Fifteen hours a week is nearly two full working days. Most founders we talk to insist they don't have 15 hours to give up. But when we run a time audit, we find the hours every time. They're hidden inside tasks that feel necessary but are actually structural time drains.
The hidden time drain categories
1. Reactive communication (3–5 hours/week)
Email and messaging that doesn't require your judgment but demands your attention. Confirming appointments. Answering questions already answered in your FAQ. These feel instant, but they fragment your focus.
2. Process administration (4–6 hours/week)
Updating your CRM after calls. Filing documents. Creating reports from data you already have. All assembly work, zero strategic value.
3. Research and information gathering (2–3 hours/week)
Looking up competitors. Finding contact information. Compiling market data. Work that requires intelligence, but not your intelligence specifically.
4. Scheduling and coordination (1–3 hours/week)
The back-and-forth of finding meeting times, confirming attendance, sending agendas. Coordination work that feels like communication but isn't.
Total conservative estimate: 10–17 hours per week. And that's before accounting for context-switching costs, which research suggests multiply each interruption by 3–5x.

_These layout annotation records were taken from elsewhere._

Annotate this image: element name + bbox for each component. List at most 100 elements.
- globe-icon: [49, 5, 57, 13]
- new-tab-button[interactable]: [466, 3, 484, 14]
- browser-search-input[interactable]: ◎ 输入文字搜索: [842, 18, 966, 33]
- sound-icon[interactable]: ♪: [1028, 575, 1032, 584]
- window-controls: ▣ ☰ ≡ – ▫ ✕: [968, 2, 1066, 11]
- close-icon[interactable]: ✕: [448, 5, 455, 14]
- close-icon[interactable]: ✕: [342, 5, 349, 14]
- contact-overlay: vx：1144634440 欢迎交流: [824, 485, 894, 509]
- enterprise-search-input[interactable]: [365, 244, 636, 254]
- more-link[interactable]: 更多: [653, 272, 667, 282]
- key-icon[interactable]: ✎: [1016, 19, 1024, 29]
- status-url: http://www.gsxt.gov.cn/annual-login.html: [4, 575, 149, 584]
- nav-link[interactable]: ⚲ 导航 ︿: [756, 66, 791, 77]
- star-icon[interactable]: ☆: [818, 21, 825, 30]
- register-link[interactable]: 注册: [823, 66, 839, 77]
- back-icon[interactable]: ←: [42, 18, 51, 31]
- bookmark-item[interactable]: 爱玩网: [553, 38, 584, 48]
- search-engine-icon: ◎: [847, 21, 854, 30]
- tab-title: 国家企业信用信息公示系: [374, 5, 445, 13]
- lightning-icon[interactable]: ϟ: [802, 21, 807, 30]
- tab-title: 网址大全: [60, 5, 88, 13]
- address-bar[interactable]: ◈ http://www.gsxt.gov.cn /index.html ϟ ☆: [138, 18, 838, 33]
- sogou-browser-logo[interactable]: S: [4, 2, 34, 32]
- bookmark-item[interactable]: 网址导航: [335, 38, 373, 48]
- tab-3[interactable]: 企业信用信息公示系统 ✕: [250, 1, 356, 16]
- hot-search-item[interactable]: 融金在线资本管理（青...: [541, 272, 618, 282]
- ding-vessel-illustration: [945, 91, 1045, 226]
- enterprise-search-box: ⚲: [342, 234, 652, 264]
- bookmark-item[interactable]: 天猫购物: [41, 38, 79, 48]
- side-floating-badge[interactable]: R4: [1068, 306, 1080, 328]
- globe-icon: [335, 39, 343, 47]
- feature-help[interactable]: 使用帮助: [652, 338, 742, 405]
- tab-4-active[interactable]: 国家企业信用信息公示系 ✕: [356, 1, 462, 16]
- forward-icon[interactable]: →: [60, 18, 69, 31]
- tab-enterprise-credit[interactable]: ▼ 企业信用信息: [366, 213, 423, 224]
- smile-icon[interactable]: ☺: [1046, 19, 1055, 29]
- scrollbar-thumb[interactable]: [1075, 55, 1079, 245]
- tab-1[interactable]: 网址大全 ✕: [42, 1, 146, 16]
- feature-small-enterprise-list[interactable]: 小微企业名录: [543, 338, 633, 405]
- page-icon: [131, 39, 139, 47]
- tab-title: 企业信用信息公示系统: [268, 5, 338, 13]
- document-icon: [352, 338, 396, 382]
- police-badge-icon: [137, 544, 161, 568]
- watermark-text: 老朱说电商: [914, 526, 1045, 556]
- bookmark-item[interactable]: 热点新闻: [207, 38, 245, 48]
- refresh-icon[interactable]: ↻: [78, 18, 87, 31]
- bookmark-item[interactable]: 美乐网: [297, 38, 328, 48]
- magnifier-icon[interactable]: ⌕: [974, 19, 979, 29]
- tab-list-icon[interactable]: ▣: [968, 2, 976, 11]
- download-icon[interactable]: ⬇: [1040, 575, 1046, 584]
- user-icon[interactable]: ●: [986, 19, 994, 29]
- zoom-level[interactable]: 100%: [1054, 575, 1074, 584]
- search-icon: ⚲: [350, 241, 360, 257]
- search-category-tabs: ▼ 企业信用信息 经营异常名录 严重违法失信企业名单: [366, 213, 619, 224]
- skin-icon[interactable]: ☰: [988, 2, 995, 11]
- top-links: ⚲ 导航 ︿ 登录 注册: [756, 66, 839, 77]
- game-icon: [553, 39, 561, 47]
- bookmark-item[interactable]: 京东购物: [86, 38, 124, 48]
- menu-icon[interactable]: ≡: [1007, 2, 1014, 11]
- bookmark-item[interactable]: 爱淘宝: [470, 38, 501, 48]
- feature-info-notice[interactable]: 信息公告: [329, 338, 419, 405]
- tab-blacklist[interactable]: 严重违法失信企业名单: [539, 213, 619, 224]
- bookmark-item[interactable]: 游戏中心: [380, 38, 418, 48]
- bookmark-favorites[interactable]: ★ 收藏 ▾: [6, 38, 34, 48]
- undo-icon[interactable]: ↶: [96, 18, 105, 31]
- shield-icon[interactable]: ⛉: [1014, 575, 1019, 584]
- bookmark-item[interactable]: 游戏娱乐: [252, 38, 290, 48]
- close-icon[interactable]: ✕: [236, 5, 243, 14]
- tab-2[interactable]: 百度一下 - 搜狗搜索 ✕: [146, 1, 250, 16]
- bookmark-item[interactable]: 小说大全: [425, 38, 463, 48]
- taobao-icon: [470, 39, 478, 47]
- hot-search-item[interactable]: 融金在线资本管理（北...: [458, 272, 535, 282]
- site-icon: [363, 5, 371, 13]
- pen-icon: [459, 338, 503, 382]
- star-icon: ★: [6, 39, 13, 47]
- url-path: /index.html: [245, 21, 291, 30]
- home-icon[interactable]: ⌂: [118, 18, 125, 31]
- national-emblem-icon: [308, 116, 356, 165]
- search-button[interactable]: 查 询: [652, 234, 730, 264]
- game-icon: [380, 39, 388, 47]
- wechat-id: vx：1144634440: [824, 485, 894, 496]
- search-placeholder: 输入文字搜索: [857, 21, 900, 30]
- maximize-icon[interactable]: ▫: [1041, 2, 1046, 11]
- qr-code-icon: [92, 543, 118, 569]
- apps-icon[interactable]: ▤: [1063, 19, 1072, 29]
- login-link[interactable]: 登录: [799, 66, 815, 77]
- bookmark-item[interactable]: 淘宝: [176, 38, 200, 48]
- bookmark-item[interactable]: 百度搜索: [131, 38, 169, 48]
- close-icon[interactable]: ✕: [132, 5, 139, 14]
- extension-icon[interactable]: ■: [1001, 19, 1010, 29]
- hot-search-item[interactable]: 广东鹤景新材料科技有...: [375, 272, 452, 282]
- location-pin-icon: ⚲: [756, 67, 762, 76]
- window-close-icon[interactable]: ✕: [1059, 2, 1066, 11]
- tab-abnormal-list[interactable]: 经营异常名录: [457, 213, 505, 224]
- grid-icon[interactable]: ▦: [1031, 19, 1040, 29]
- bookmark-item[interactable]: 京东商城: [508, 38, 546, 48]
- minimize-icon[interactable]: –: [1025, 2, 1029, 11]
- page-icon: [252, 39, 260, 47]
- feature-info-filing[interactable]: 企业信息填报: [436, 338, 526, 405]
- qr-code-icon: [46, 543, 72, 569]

The 3-step reclaim framework
Step 1: Audit for 3 days
Set a timer for every task you do. Don't filter, log everything, including the "just a second" tasks.
Step 2: Score each task
Give each task two scores from 1–5: one for strategic judgment required, one for only-you knowledge required. Low scores on both = delegation candidates.
Step 3: Delegate by category, not by task
Give your VA ownership of entire categories: your inbox triage, CRM updates, the research function. This is exponentially faster than task-by-task delegation.